Even if the sign flipped, it still can't work out to be real.

 

[Ray Vickson]

Homework Statement

\frac{2^{x+1}-3}{2^{x}-4}\leq1

Homework Equations

The Attempt at a Solution

When I go through it, I keep getting 2^{x}\leq-1

I don't think the answer is suppose to be complex... let me show you my work in a file.

It's extremely embarrassing that I don't remember this. Makes me feel pretty stupid...

Just set $z = 2^x$ and find where $(2z - 3)/(z-4) \leq 1.$ If you can satisfy that with some $z > 0$ you will get a real $x = \log_{2}(z) = \log(z) / \log(2).$

 

[Fightfish]

To remove the fractional term in
\frac{2^{x+1}-3}{2^{x}-4}\leq1
You must multiply both sides by the denominator squared and not just the denominator because it need not be positive. So, we get
(2^{x+1}-3)(2^{x}-4)\leq (2^{x}-4)^2
instead of whatever you wrote for your second step.
Expand out the terms, collect them on one side, and refactorise.

 

[haruspex]

You must multiply both sides by the denominator squared

Isn't it simpler just to treat the two cases separately? The positive sign led to a contradiction, so we can discard that.

Even if the sign flipped, it still can't work out to be real.

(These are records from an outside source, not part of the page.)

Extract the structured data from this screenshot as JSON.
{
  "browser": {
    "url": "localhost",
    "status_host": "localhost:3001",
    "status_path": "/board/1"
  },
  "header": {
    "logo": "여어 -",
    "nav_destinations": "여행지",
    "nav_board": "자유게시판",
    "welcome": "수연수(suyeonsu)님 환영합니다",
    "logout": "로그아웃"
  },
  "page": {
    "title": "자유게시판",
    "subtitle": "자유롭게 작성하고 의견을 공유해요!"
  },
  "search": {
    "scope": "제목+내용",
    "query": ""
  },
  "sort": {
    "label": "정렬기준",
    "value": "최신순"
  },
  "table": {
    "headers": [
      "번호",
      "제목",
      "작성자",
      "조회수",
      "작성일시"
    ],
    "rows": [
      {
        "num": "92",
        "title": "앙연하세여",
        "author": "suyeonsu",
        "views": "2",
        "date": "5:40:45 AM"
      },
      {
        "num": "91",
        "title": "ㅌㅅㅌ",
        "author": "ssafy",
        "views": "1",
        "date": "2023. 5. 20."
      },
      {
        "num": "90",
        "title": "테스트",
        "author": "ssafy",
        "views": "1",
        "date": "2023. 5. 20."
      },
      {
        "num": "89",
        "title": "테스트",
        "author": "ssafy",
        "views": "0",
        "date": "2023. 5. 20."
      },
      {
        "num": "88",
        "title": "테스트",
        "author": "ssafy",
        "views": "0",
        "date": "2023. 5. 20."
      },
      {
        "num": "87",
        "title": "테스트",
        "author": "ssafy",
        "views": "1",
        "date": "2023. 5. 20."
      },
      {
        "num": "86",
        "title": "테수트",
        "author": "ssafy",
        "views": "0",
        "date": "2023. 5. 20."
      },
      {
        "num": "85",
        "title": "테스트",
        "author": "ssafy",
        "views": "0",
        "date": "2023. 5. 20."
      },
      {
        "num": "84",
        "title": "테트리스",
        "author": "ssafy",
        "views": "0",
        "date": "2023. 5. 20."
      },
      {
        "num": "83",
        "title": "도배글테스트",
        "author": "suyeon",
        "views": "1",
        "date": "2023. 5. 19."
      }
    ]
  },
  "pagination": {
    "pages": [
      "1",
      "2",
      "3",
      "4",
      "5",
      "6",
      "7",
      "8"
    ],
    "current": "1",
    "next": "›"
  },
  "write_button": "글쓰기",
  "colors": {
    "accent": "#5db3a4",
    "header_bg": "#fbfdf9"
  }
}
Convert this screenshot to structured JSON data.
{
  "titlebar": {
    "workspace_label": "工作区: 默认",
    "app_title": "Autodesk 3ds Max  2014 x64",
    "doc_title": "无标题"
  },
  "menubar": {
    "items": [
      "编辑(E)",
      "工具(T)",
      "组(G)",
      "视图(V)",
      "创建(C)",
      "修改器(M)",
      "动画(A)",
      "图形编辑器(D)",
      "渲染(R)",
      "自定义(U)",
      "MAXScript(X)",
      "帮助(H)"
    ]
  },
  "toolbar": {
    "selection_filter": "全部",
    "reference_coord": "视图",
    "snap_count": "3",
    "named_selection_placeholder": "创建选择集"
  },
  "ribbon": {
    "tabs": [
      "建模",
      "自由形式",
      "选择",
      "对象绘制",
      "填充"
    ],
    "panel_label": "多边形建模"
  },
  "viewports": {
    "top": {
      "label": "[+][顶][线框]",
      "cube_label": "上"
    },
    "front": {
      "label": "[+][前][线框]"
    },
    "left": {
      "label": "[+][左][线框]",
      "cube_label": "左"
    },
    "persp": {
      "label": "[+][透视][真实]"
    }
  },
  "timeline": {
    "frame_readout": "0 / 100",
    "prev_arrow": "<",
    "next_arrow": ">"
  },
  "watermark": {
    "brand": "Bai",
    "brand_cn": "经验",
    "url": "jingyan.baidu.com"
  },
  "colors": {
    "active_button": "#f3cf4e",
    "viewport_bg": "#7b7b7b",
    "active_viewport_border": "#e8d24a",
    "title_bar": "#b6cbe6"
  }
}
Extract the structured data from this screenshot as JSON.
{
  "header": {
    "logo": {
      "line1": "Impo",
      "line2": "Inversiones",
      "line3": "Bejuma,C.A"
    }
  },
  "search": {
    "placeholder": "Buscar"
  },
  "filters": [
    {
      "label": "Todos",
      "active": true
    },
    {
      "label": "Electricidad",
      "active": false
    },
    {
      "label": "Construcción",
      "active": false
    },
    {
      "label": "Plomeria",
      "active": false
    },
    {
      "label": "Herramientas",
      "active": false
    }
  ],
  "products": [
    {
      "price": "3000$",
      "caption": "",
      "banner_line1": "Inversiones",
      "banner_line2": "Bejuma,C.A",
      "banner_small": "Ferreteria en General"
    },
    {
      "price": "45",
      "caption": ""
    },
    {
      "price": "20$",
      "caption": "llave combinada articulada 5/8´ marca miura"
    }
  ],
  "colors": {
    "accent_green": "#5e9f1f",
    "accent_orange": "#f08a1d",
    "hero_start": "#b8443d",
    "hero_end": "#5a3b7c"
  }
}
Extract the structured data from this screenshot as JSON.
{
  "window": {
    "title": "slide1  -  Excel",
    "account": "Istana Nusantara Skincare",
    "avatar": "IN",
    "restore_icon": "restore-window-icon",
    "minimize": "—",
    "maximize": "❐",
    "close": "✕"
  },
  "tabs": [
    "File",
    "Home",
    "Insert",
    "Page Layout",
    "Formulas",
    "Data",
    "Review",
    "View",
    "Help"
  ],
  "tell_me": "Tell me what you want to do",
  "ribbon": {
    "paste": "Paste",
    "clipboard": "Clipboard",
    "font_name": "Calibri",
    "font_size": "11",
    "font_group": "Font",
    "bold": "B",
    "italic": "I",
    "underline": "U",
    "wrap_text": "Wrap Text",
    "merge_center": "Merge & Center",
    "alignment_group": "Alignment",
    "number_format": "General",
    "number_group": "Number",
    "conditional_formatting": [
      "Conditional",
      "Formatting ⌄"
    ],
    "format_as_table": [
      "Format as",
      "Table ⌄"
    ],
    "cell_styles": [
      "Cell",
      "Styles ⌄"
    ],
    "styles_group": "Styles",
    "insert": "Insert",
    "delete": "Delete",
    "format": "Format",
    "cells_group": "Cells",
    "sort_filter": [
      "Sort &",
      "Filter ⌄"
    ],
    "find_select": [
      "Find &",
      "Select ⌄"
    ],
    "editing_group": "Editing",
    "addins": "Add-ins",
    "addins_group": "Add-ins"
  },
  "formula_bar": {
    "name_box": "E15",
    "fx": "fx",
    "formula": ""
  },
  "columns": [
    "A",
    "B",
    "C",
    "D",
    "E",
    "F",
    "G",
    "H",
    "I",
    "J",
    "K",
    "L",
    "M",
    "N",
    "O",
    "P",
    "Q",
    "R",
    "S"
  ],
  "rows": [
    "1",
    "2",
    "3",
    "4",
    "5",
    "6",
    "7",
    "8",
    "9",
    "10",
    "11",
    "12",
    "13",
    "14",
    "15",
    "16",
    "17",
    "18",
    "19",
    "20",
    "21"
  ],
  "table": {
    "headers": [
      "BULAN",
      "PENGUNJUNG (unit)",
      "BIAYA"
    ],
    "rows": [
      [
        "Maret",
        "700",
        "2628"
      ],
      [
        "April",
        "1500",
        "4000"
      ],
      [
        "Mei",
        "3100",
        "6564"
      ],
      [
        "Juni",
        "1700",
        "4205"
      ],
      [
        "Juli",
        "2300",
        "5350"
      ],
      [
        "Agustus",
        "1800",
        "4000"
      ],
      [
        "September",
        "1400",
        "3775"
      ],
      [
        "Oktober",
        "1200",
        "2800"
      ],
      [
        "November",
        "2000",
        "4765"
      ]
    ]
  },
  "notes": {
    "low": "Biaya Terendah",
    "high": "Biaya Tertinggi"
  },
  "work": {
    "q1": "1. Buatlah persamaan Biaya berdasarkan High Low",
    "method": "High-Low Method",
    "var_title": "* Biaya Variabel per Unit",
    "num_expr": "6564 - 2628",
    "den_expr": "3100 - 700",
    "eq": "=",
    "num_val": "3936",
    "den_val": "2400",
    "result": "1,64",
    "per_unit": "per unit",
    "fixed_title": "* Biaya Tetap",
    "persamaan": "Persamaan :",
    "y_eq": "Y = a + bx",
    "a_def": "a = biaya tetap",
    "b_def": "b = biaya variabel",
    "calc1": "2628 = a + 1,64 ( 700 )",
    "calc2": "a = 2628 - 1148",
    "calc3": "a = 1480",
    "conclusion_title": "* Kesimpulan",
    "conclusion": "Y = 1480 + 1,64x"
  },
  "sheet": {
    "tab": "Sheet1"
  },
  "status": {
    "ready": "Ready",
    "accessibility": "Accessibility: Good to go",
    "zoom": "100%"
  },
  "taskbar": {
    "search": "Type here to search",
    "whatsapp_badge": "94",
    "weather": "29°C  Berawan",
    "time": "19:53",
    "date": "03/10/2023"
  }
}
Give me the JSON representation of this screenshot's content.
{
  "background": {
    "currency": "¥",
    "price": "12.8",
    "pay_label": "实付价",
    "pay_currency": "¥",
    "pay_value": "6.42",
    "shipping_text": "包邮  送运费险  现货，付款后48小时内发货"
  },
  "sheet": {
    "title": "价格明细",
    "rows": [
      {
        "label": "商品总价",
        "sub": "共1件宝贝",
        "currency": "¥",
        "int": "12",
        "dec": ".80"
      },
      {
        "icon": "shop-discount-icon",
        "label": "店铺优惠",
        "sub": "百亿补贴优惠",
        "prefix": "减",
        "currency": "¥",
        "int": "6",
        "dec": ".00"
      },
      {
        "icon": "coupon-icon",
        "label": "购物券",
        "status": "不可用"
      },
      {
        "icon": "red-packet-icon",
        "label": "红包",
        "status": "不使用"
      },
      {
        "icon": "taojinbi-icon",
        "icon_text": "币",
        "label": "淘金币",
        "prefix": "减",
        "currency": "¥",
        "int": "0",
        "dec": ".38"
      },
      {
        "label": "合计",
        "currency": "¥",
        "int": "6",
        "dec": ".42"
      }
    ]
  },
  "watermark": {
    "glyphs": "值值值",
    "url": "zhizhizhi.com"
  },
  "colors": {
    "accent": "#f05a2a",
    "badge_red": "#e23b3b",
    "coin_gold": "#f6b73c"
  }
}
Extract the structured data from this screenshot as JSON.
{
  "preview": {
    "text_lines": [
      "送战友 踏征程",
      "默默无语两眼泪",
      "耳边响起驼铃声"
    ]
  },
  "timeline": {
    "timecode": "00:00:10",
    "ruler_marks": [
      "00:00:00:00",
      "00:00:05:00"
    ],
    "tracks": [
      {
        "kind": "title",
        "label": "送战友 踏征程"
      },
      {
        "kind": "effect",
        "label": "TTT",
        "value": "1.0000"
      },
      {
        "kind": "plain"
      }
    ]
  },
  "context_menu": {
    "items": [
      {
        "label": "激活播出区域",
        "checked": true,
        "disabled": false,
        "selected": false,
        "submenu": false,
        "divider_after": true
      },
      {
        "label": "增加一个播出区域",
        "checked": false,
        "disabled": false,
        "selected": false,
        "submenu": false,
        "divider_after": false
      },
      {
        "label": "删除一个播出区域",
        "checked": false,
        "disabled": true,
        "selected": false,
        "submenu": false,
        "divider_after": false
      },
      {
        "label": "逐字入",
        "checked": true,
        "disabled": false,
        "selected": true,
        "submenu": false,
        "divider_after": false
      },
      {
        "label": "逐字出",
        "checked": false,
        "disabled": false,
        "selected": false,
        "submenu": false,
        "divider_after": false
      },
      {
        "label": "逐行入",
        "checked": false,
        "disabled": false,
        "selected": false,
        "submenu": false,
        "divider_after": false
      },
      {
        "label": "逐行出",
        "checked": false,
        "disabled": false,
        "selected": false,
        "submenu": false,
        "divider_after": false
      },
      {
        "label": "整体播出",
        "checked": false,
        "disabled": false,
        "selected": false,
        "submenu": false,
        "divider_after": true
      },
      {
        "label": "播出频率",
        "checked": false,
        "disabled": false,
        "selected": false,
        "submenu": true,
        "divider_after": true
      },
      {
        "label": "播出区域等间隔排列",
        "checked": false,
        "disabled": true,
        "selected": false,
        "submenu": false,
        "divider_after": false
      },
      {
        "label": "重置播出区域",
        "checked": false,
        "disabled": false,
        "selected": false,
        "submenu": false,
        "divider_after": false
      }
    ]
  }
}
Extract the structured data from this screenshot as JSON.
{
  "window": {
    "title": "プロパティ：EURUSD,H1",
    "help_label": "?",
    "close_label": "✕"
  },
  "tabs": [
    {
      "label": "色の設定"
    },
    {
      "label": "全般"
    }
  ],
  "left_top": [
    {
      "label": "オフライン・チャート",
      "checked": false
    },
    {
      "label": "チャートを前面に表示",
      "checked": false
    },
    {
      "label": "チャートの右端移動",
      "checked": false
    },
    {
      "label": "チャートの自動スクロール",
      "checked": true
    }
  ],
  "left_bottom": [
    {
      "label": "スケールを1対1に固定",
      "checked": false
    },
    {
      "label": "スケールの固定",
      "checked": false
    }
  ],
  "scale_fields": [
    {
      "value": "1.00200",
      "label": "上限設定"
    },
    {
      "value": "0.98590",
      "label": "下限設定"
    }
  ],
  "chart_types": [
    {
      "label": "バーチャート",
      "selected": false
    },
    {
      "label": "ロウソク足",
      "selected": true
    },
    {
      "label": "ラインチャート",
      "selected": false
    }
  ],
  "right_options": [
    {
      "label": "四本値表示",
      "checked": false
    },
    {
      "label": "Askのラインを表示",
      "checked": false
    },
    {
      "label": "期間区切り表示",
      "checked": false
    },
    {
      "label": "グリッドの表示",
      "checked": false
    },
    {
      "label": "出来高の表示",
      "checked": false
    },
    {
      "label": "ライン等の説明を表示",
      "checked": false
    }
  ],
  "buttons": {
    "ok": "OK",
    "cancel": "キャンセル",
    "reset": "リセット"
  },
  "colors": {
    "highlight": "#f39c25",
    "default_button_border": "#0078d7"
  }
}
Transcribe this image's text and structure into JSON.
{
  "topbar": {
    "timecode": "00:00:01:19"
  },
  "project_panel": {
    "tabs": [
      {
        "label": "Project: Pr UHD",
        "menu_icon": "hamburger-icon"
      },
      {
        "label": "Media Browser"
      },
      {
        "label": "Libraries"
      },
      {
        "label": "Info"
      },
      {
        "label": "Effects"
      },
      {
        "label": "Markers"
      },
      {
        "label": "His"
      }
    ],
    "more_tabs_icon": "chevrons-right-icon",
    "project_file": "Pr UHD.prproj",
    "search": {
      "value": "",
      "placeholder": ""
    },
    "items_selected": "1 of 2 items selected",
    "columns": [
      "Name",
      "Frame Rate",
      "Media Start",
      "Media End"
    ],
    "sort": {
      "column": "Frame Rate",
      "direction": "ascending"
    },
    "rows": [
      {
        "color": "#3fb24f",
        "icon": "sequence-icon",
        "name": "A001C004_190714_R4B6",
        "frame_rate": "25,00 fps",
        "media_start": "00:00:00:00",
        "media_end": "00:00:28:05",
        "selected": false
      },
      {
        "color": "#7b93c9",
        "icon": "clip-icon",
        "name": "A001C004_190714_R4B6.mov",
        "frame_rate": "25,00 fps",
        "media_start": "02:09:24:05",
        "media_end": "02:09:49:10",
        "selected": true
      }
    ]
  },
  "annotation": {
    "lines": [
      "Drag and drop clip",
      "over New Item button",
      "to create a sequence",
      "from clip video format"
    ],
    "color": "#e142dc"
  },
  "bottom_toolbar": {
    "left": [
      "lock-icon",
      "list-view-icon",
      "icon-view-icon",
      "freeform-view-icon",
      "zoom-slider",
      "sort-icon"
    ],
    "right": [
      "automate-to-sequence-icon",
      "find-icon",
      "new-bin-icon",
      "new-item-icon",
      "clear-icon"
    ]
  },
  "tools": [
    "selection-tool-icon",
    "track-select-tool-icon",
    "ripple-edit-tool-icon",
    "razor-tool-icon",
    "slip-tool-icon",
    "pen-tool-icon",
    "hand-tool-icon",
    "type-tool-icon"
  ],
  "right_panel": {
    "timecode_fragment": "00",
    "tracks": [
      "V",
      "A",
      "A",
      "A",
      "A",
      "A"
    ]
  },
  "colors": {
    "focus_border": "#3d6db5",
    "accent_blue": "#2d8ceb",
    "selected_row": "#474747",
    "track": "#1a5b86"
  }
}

No, I think that works. Try it again. If still stuck, please post your working for that case.

 

[HallsofIvy]

Alternatively, do it as two separate problems.
1) if 2^x- 4\ge 0, multiplying both sides by it gives
2^{x+1}- 3\le 2^x- 4
Of course, 2^{x+ 1}= 2(2^x) so that inequality is the same as 2(2^x)- 3\le 2^x- 4. Subtracting 2^x from each side and adding 3 to both sides we get 2^x\le -1 which is, as you say, impossible for x a real number.

2) If 2^x- 4&lt; 0, multiplying both sides of it changes the direction of the inequality: 2^{x+1}- 3\ge 2^x- 4 which is the same as 2(2^x)- 3\ge 2^x- 4. Now, doing the same as before gives 2^x\ge -1 which is true for all x. Since this was under the condition that 2^x- 4&lt; 0, the inequality is true for all x satisfying 2^x&lt; 4 which is the same as saying that x< 2.

 

[SammyS]

The first step is problematic, because 2^x - 4 could be negative. Multiplying both sides by this factor would then result in the inequality flipping. You should be multiplying both sides by (2^x - 4)^2 instead, which will be a positive quantity.

You are correct that (2^x - 4) is positive for some values of x and negative for others. If Astrum multiplies both sides of the inequality by (2^x - 4), then he/she should look at 2 cases separately:

1) 2^x > 4, i.e. x>2 .

2) 2^x < 4, i.e. x<2 .​

Alternatively, your suggestion of multiplying by (2^x - 4)² eliminates the problem of looking at two cases separately.

Another method, one that's usually covered in College Algebra courses, is as follows:

Subtract 1 from both sides, then use a common denominator to get a single rational expression on the left. That results in a rational expression being compared to zero. For the problem at hand, this resulting rational expression is fairly simple because 2^x+1 = 2∙2^x .

 

[Astrum]

Ah, Alright. I see. The \frac{1}{2^{x}-4} was where I messed up.

It's been a while since I've seen these problems, I guess some memory lapse is to be expected.

 

[SammyS]

Ah, Alright. I see. The \frac{1}{2^{x}-4} was where I messed up.

It's been a while since I've seen these problems, I guess some memory lapse is to be expected.

What did you get for a solution ?

 

[Astrum]

What did you get for a solution ?

x<2

the original problem was wrong, if it meant "equal to" also, because it would lead to a complex answer.

 

[haruspex]

x<2

the original problem was wrong, if it meant "equal to" also, because it would lead to a complex answer.

That doesn't make the problem wrong. It asked you to find those x that satisfied the inequality, and you found them.